Tanti anni di lavoro, di ricerche, di ricordi, tanti racconti di persone anziane: tanti piccoli tasselli che hanno portato alla realizzazione di questo nuovo sito.

Un sito che non è solo un catalogo virtuale, ma che racconta la storia di un’azienda, di una famiglia, e la passione per i frutti antichi che si tramanda di generazione in generazione.

Oltre 1600 varietà di frutti antichi e dimenticati, uve antiche, frutti d’altri tempi: un mondo di sapori e profumi, colori e forme, tradizioni e valori che spesso dimentichiamo e rischiamo di perdere.

Mi sono preso davvero tanti ritagli di tempo (ferie, festività, serate) per poter ricostruire questo mondo di notizie ormai perdute. E vorrei tanto provare a condividere con voi la mia passione, amici e amanti dei frutti antichi.

In questi mesi di raccolta dei vari materiali ho ripercorso la mia esperienza, ho riflettuto scorrendo le migliaia di foto scattate agli esemplari di madri-piante secolari o al singolo frutto. E a volte, di fronte a una foto, ricordavo che quell’albero non esiste più.

Alberi che hanno attraversato tante vicissitudini: hanno sopportato inverni gelidi, come quelli del 1918, del 1929 o del 1953; temperature torride ed eccezionali siccità, come nel 2003. Ma, con le loro vecchie radici ben fissate al terreno, hanno saputo superare ogni avversità, e se muoiono è solo per vecchiaia.

Con l’avvento della meccanizzazione, questi alberi hanno costituito un intralcio alle macchine per la lavorazione del terreno.
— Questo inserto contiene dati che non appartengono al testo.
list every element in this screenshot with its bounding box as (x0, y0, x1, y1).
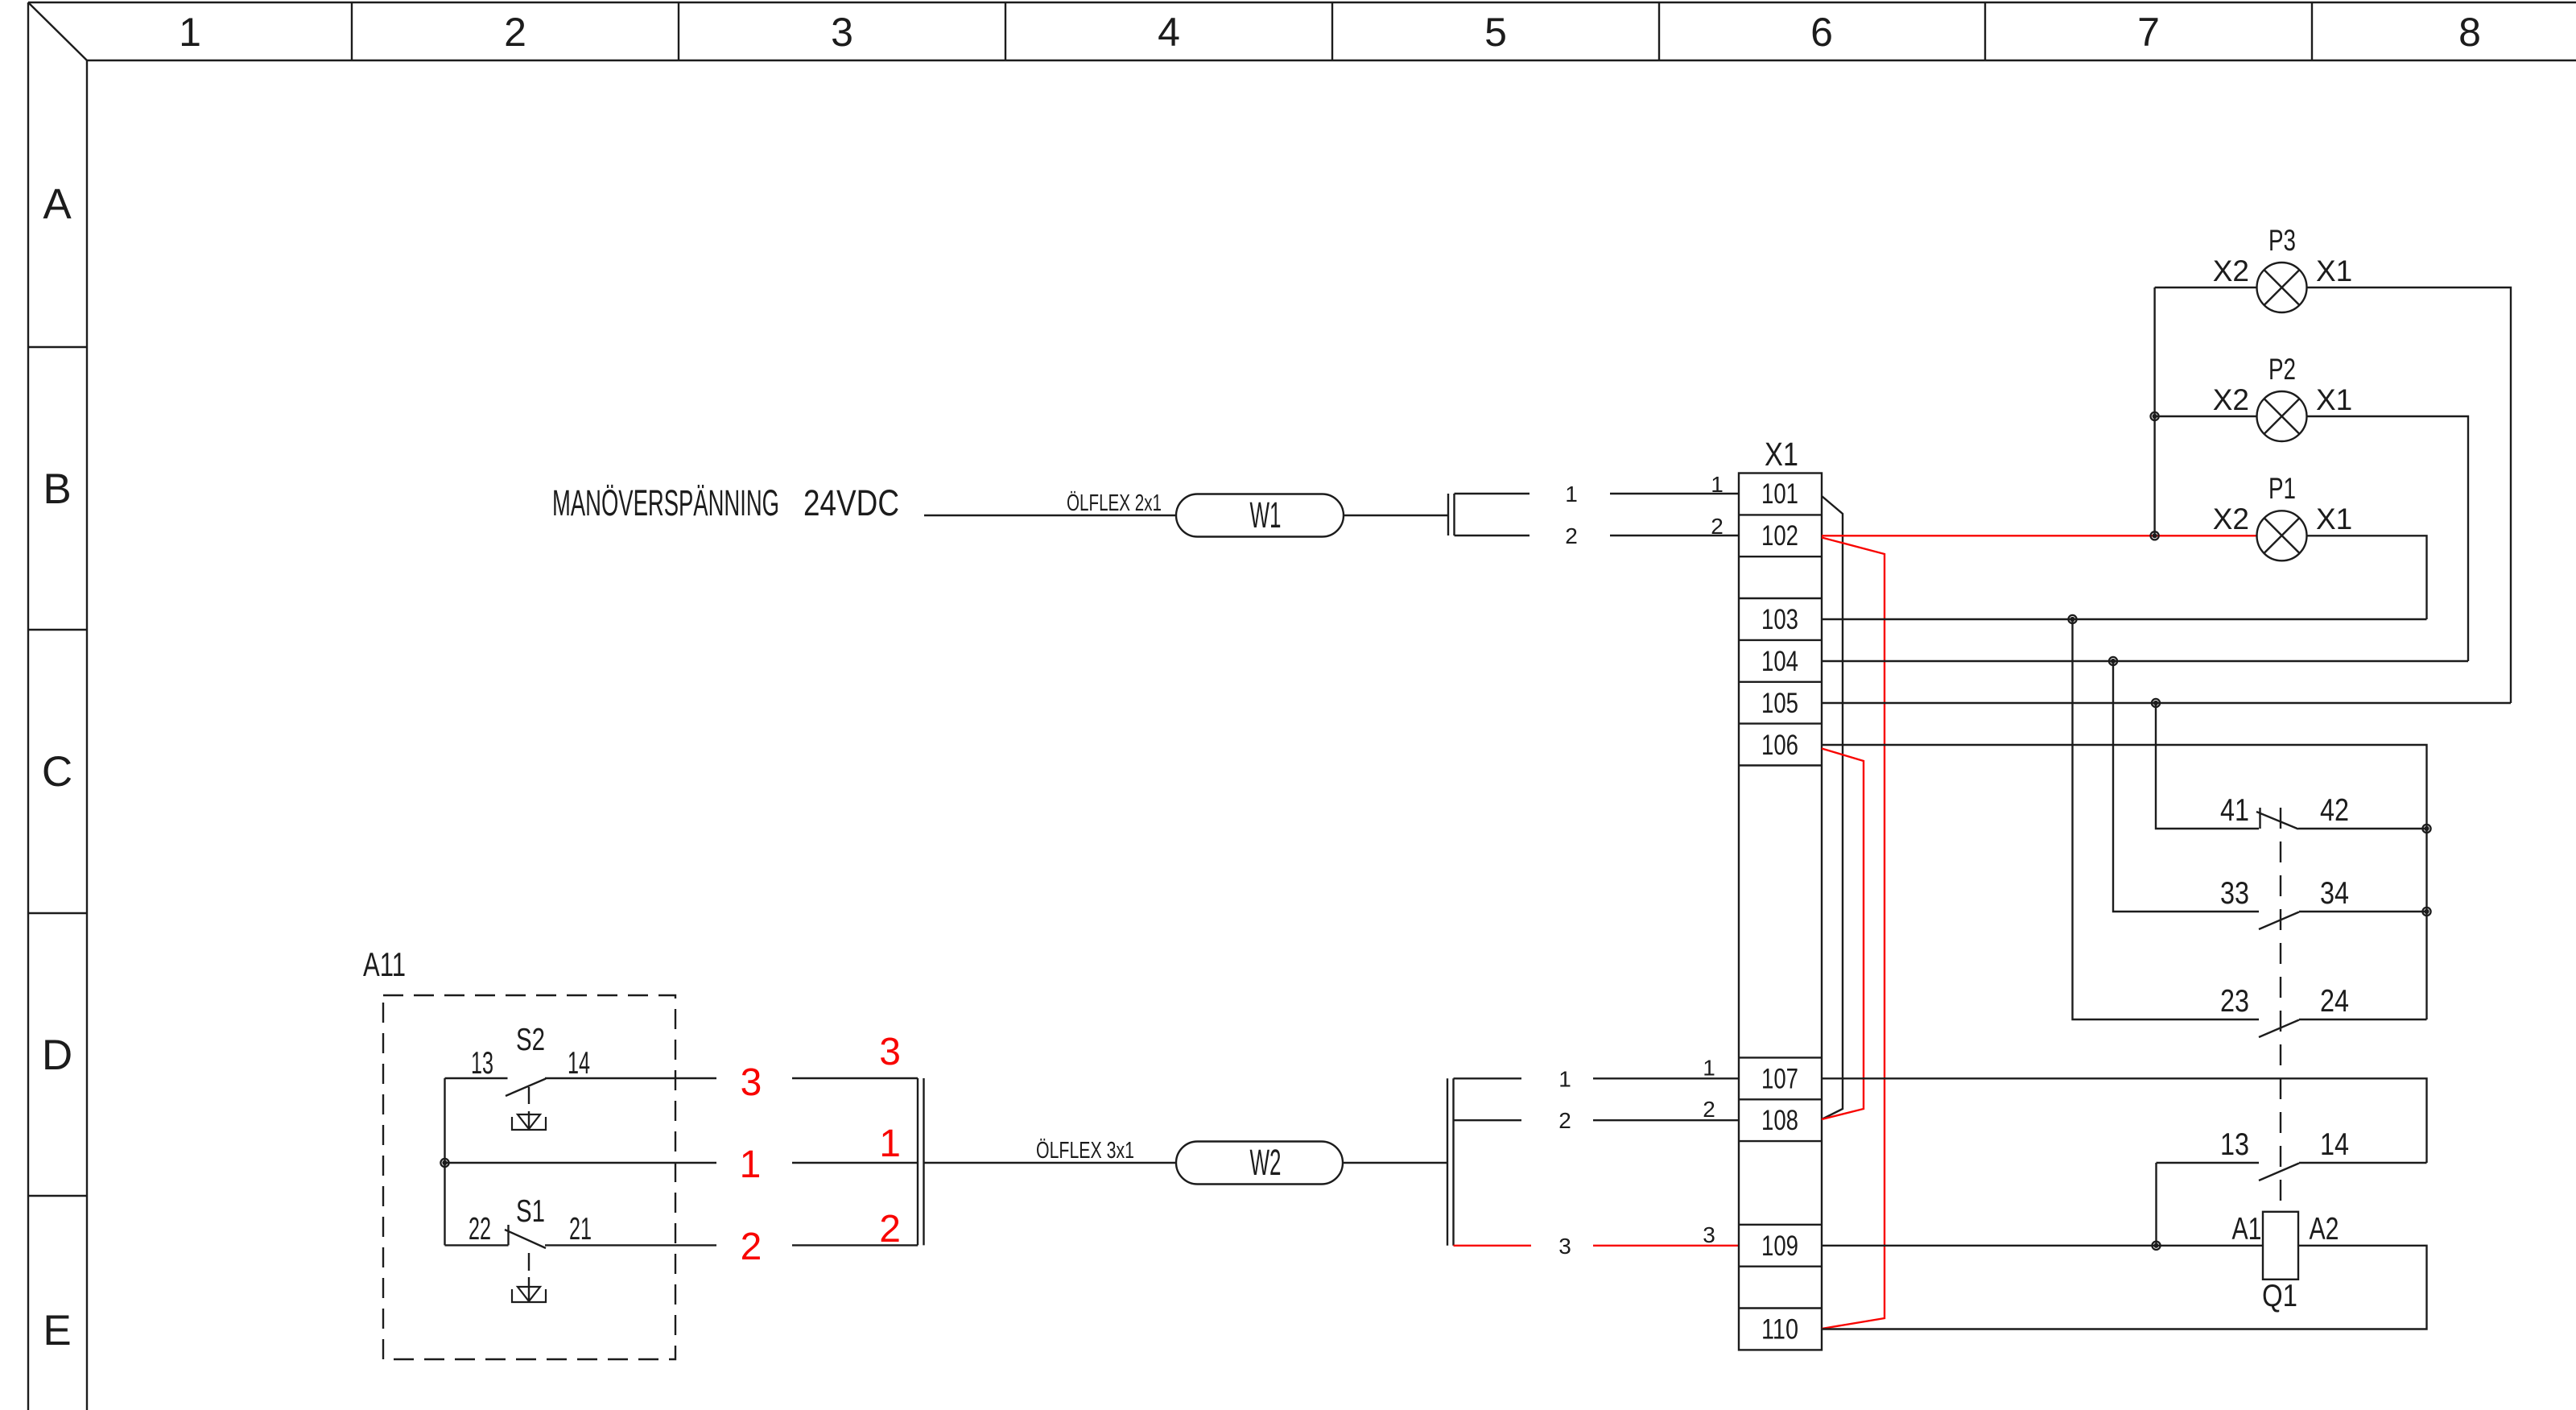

Alcuni sono stati sacrificati a livello radicale, altri capitozzati, altri tagliati per fare legna, e infine è arrivata la mano dell’uomo per dare spazio al cemento.
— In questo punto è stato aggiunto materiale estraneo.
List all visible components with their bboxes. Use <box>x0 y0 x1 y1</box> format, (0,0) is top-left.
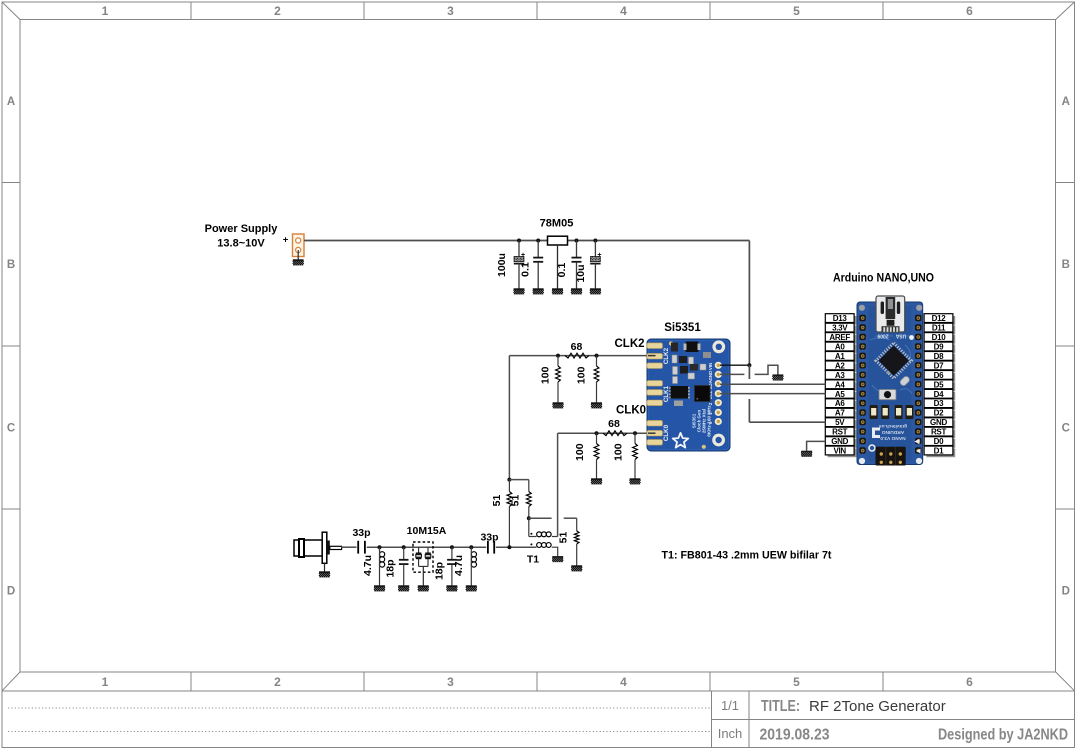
pin label D4 <box>926 392 955 401</box>
svg-text:D11: D11 <box>932 324 946 333</box>
svg-text:1: 1 <box>102 4 109 18</box>
grid row letters left <box>7 96 15 598</box>
svg-text:Arduino NANO,UNO: Arduino NANO,UNO <box>833 273 934 285</box>
svg-text:2: 2 <box>274 675 281 689</box>
crystal X2 <box>427 547 429 553</box>
crystal X1 <box>418 547 420 553</box>
wire CLK0 stub over pad <box>648 432 656 434</box>
capacitor 18p (C7) <box>451 547 453 559</box>
wire CLK0 net <box>558 432 648 434</box>
ground under R7 <box>571 566 582 572</box>
smd below ICs <box>674 401 683 407</box>
pin label A7 <box>828 411 857 420</box>
wire SCL to A5 <box>720 393 825 395</box>
ground under filter <box>418 586 429 592</box>
IC SOIC8 <box>671 386 689 399</box>
pin label VIN <box>828 448 857 457</box>
node junction <box>507 545 511 549</box>
wire BNC shell to ground <box>324 563 326 571</box>
svg-text:100: 100 <box>574 443 586 461</box>
svg-text:51: 51 <box>509 495 521 507</box>
svg-text:+: + <box>283 235 289 246</box>
wire Si5351 GND pad step to ground <box>720 373 744 375</box>
node junction CLK2 branch <box>507 478 511 482</box>
phase dot primary <box>530 533 532 535</box>
capacitor 33p series (C8) <box>487 541 489 554</box>
svg-text:78M05: 78M05 <box>540 218 574 230</box>
node junction L2 <box>469 545 473 549</box>
ground at T1 secondary <box>552 556 563 562</box>
pin label 5V <box>828 420 857 429</box>
left band row separators <box>2 182 20 184</box>
transformer T1 secondary winding <box>537 543 552 548</box>
ground at BNC <box>319 572 330 578</box>
resistor 51 (R7) <box>574 531 579 544</box>
pin label D5 <box>926 382 955 391</box>
svg-text:5: 5 <box>793 675 800 689</box>
svg-text:D6: D6 <box>934 371 944 380</box>
pin label D8 <box>926 354 955 363</box>
svg-text:T1: FB801-43 .2mm UEW bifilar: T1: FB801-43 .2mm UEW bifilar 7t <box>662 550 832 562</box>
header pads right column <box>715 362 722 425</box>
svg-text:A: A <box>7 96 15 108</box>
wire to second 51 resistor <box>509 479 528 481</box>
pin label A2 <box>828 363 857 372</box>
capacitor C1 100u electrolytic <box>514 241 525 289</box>
svg-text:68: 68 <box>571 341 583 353</box>
resistor 51 (R6) <box>528 480 530 492</box>
svg-text:B: B <box>7 259 15 271</box>
svg-text:C: C <box>1062 423 1070 435</box>
svg-text:5V: 5V <box>835 418 845 427</box>
mini USB connector <box>876 296 905 332</box>
resistor 100 (R2) <box>596 356 598 366</box>
svg-text:6: 6 <box>966 675 973 689</box>
svg-text:A: A <box>1062 96 1070 108</box>
svg-text:4: 4 <box>620 4 627 18</box>
svg-text:Si5351: Si5351 <box>664 322 701 334</box>
svg-text:2009: 2009 <box>877 333 888 339</box>
pin label D6 <box>926 373 955 382</box>
capacitor C3 0.1 <box>572 241 582 289</box>
svg-text:A4: A4 <box>835 380 845 389</box>
svg-text:2019.08.23: 2019.08.23 <box>760 727 830 744</box>
svg-text:4.7u: 4.7u <box>453 555 465 576</box>
svg-text:4.7u: 4.7u <box>362 555 374 576</box>
svg-text:CLK0: CLK0 <box>616 405 646 417</box>
svg-text:NANO V3.0: NANO V3.0 <box>880 435 906 441</box>
svg-text:A3: A3 <box>835 371 845 380</box>
svg-text:+: + <box>597 252 601 259</box>
inductor 4.7u (L2) <box>470 547 472 551</box>
CLK2 pads <box>647 343 663 349</box>
svg-text:51: 51 <box>491 495 503 507</box>
svg-text:D: D <box>1062 586 1070 598</box>
wire regulator ground pin <box>557 245 559 289</box>
svg-text:33p: 33p <box>352 527 370 539</box>
silk text column <box>691 405 711 437</box>
svg-text:5: 5 <box>793 4 800 18</box>
Si5351 module U1 board <box>647 339 730 451</box>
ground under C3 <box>571 289 582 295</box>
capacitor 33p series (C5) <box>357 541 359 554</box>
svg-text:D5: D5 <box>934 380 944 389</box>
svg-text:A7: A7 <box>835 409 845 418</box>
svg-text:D4: D4 <box>934 390 944 399</box>
pin label A5 <box>828 392 857 401</box>
ground <box>553 403 564 409</box>
svg-text:+: + <box>521 252 525 259</box>
capacitor 18p (C6) <box>403 547 405 559</box>
capacitor C4 10u electrolytic <box>590 241 601 289</box>
ground under C2 <box>533 289 544 295</box>
svg-text:1/1: 1/1 <box>721 698 739 713</box>
wire secondary right end to ground <box>552 547 558 556</box>
node junction C7 <box>450 545 454 549</box>
crystal filter 10M15A dashed box <box>413 542 433 572</box>
wire C8 to T1 <box>496 546 537 548</box>
connector J1 power input <box>293 234 305 257</box>
pin label RST <box>828 430 857 439</box>
pin label D3 <box>926 401 955 410</box>
ground under C4 <box>590 289 601 295</box>
pin label A0 <box>828 344 857 353</box>
node junction <box>595 431 599 435</box>
svg-text:B: B <box>1062 259 1070 271</box>
pin label 3.3V <box>828 326 857 335</box>
svg-text:3: 3 <box>447 675 454 689</box>
wire 5V to Arduino <box>749 421 825 423</box>
svg-text:18p: 18p <box>434 562 446 580</box>
wire VIN junction to Si5351 VIN pad <box>720 364 749 366</box>
bottom band column separators <box>190 672 192 691</box>
reset button <box>879 390 896 400</box>
resistor 68 (CLK0) <box>603 431 627 436</box>
silk pin names right <box>708 363 713 424</box>
svg-text:D7: D7 <box>934 361 944 370</box>
svg-text:A1: A1 <box>835 352 845 361</box>
svg-text:A5: A5 <box>835 390 845 399</box>
svg-text:68: 68 <box>608 418 620 430</box>
svg-text:USA: USA <box>895 333 906 339</box>
pin label D2 <box>926 411 955 420</box>
wire crossing to 51 load (with gap over vertical) <box>529 517 552 519</box>
ground (Si5351 GND) <box>772 375 783 381</box>
svg-text:ARDUINO: ARDUINO <box>882 429 905 435</box>
IC TCXO <box>695 386 711 402</box>
svg-text:100: 100 <box>576 366 588 384</box>
capacitor C2 0.1 <box>533 241 543 289</box>
svg-text:D3: D3 <box>934 399 944 408</box>
CLK0 pads <box>647 420 663 426</box>
svg-text:CLK1: CLK1 <box>663 385 670 402</box>
svg-text:RST: RST <box>832 428 848 437</box>
pin label D10 <box>926 335 955 344</box>
transformer T1 primary winding <box>537 532 552 537</box>
svg-text:33p: 33p <box>480 532 498 544</box>
pin label D11 <box>926 326 955 335</box>
svg-text:2: 2 <box>274 4 281 18</box>
svg-text:100u: 100u <box>496 253 508 277</box>
svg-text:D12: D12 <box>932 314 947 323</box>
svg-text:51: 51 <box>558 532 570 544</box>
wire main +V rail <box>304 240 749 242</box>
node junction <box>527 516 531 520</box>
ground under C6 <box>398 586 409 592</box>
pin label A4 <box>828 382 857 391</box>
ground <box>591 403 602 409</box>
ground <box>630 479 641 485</box>
svg-text:TITLE:: TITLE: <box>761 698 800 715</box>
pin label D12 <box>926 316 955 325</box>
svg-text:RST: RST <box>931 428 947 437</box>
grid column numbers top <box>102 4 974 18</box>
svg-text:C: C <box>7 423 15 435</box>
resistor 100 (R3) <box>596 433 598 443</box>
svg-text:8KHz-160 MHz: 8KHz-160 MHz <box>707 405 712 437</box>
svg-text:GND: GND <box>831 437 848 446</box>
svg-text:A6: A6 <box>835 399 845 408</box>
svg-text:A2: A2 <box>835 361 845 370</box>
svg-text:CLK2: CLK2 <box>614 338 644 350</box>
phase dot secondary <box>530 543 532 545</box>
BNC connector J2 <box>294 532 327 563</box>
wire C5 to filter <box>367 546 413 548</box>
wire SDA to A4 <box>720 383 825 385</box>
ground at power connector <box>293 260 304 266</box>
svg-text:D9: D9 <box>934 343 944 352</box>
svg-text:CLK0: CLK0 <box>663 424 670 441</box>
resistor 68 (CLK2) <box>565 353 589 358</box>
regulator 78M05 body <box>548 236 568 245</box>
svg-text:10M15A: 10M15A <box>407 525 447 537</box>
svg-text:1: 1 <box>102 675 109 689</box>
svg-text:Inch: Inch <box>718 726 743 741</box>
wire filter common to ground <box>419 565 428 567</box>
wire vertical below junction (gap at crossing) <box>748 365 750 379</box>
pin label A6 <box>828 401 857 410</box>
svg-text:D13: D13 <box>833 314 848 323</box>
svg-text:Power Supply: Power Supply <box>205 223 279 235</box>
pin label D9 <box>926 344 955 353</box>
svg-text:GND: GND <box>708 371 713 381</box>
svg-text:D2: D2 <box>934 409 944 418</box>
svg-text:0.1: 0.1 <box>556 263 568 278</box>
svg-text:RF 2Tone Generator: RF 2Tone Generator <box>809 698 946 715</box>
svg-text:6: 6 <box>966 4 973 18</box>
svg-text:3: 3 <box>447 4 454 18</box>
top band column separators <box>190 2 192 20</box>
svg-text:4: 4 <box>620 675 627 689</box>
wire connector pin2 to ground <box>297 250 299 260</box>
wire BNC to C5 <box>341 546 357 548</box>
ground (Arduino GND) <box>801 451 812 457</box>
LEDs <box>870 405 878 419</box>
pin label A3 <box>828 373 857 382</box>
pin label A1 <box>828 354 857 363</box>
wire rail down to VIN junction <box>748 241 750 366</box>
title block frame <box>2 690 1075 692</box>
svg-text:VIN: VIN <box>708 363 713 370</box>
svg-text:13.8~10V: 13.8~10V <box>217 238 265 250</box>
pin label AREF <box>828 335 857 344</box>
node junction L1 <box>378 545 382 549</box>
pin through-holes <box>859 315 865 321</box>
svg-text:T1: T1 <box>527 554 539 566</box>
small fiducial holes <box>669 341 673 345</box>
svg-text:CLK2: CLK2 <box>663 347 670 364</box>
pin label D13 <box>828 316 857 325</box>
svg-text:100: 100 <box>613 443 625 461</box>
svg-text:A0: A0 <box>835 343 845 352</box>
ground under regulator <box>552 289 563 295</box>
ground under L2 <box>466 586 477 592</box>
corner diagonals <box>2 2 20 20</box>
svg-text:AREF: AREF <box>829 333 850 342</box>
svg-text:18p: 18p <box>385 559 397 577</box>
CLK1 pads <box>647 381 663 387</box>
svg-text:VIN: VIN <box>833 447 846 456</box>
svg-text:D10: D10 <box>932 333 947 342</box>
svg-text:D8: D8 <box>934 352 944 361</box>
node junction VIN <box>747 363 751 367</box>
node junction C6 <box>402 545 406 549</box>
inductor 4.7u (L1) <box>379 547 381 551</box>
resistor 51 (R5) <box>508 480 510 492</box>
ground under L1 <box>374 586 385 592</box>
wire Arduino GND to ground <box>807 441 826 451</box>
pin label RST <box>926 430 955 439</box>
mounting hole bottom <box>712 434 725 447</box>
pin label GND <box>828 439 857 448</box>
grid row letters right <box>1062 96 1070 598</box>
svg-text:0.1: 0.1 <box>520 262 532 277</box>
node junction <box>556 354 560 358</box>
svg-text:gravitech.us: gravitech.us <box>879 423 908 429</box>
svg-text:D: D <box>7 586 15 598</box>
resistor 100 (R1) <box>557 356 559 366</box>
svg-text:3.3V: 3.3V <box>832 324 848 333</box>
ground under C1 <box>514 289 525 295</box>
right band row separators <box>1056 182 1075 184</box>
title block dotted leader lines <box>8 707 711 709</box>
node junction dots on rail <box>517 239 521 243</box>
ground under C7 <box>446 586 457 592</box>
svg-text:Designed by JA2NKD: Designed by JA2NKD <box>938 727 1068 744</box>
resistor 100 (R4) <box>634 433 636 443</box>
smd cluster <box>671 343 678 352</box>
mounting hole top <box>712 340 725 353</box>
svg-text:10u: 10u <box>575 264 587 282</box>
grid column numbers bottom <box>102 675 974 689</box>
crystal component <box>686 342 699 353</box>
ICSP header <box>876 447 906 466</box>
star logo <box>673 433 689 448</box>
svg-text:D0: D0 <box>934 437 944 446</box>
svg-text:100: 100 <box>540 366 552 384</box>
wire CLK2 net <box>565 355 648 357</box>
svg-text:GND: GND <box>930 418 947 427</box>
svg-text:D1: D1 <box>934 447 944 456</box>
MCU chip <box>876 343 911 378</box>
Arduino board photo <box>857 296 923 466</box>
pin label D1 <box>926 448 955 457</box>
pin label GND <box>926 420 955 429</box>
wire CLK2 stub over pad <box>648 355 656 357</box>
pin label D7 <box>926 363 955 372</box>
wire primary right end up to CLK0 vertical <box>552 536 558 538</box>
ground <box>591 479 602 485</box>
pin label D0 <box>926 439 955 448</box>
wire from junction down to primary <box>528 518 530 536</box>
Oserei dire che è stata una vera e propria guerra: purtroppo abbiamo perso tante varietà che nessuno potrà mai più creare.

Ed è paradossale che, mentre si procede al censimento degli alberi ornamentali, non ci si preoccupi di censire e salvaguardare tanti alberi da frutto, quei frutti che per anni sono stati il solo cibo dei nostri nonni.

Ricordo che il papà Mario diceva in dialetto reggiano che la sua cena negli anni ’30 e ‘40 era “un pom e un pès ad pan”, cioè “una mela e un pezzo di pane” …se c’era, perché non tutte le sere ci si poteva permettere un pezzo di pane!

Per questo io e la mia famiglia lavoriamo per recuperare e riproporre queste antiche varietà, con l’intento di non lasciarci sfuggire nulla: bastano poche gemme per far sì che una varietà non vada persa.

Certamente è una passione, quella trasmessami da mio padre Mario, che mi spinge a ricercare e salvare vecchie varietà di frutti. Ma oserei dire che ormai è diventata quasi una missione: è più forte di me, è qualcosa che sento dentro, la necessità di evitare l’estinzione delle piante da frutto antiche e di ricoltivarle con cura e amore.

Mio padre, che considero un grande maestro, diceva che coltivare una pianta in vivaio è come crescere un bambino piccolo: ha bisogno di cure continue, occorre seguirla passo passo cogliendo i suoi segnali e le sue necessità, per farle superare il primo anno di vita.

Credetemi, quando sono nel vivaio dove si trovano le madri-piante che ogni anno mi danno le nuove piantine, mi sento davvero sereno e in pace. Trascorro quasi tutte le domeniche in vivaio, a parlare con le mie piante, a scoprire i segreti che la natura ci insegna, ad assaporare il gusto unico del frutto maturo spiccato direttamente dalla pianta.

Sono soddisfatto perché anche i miei figli sono molto appassionati: sono riuscito, credo, a “innestare” in loro la passione per i frutti antichi.

Ringrazio tutti i clienti e gli appassionati che continuamente mi segnalano vecchie varietà da recuperare e tutti i miei collaboratori.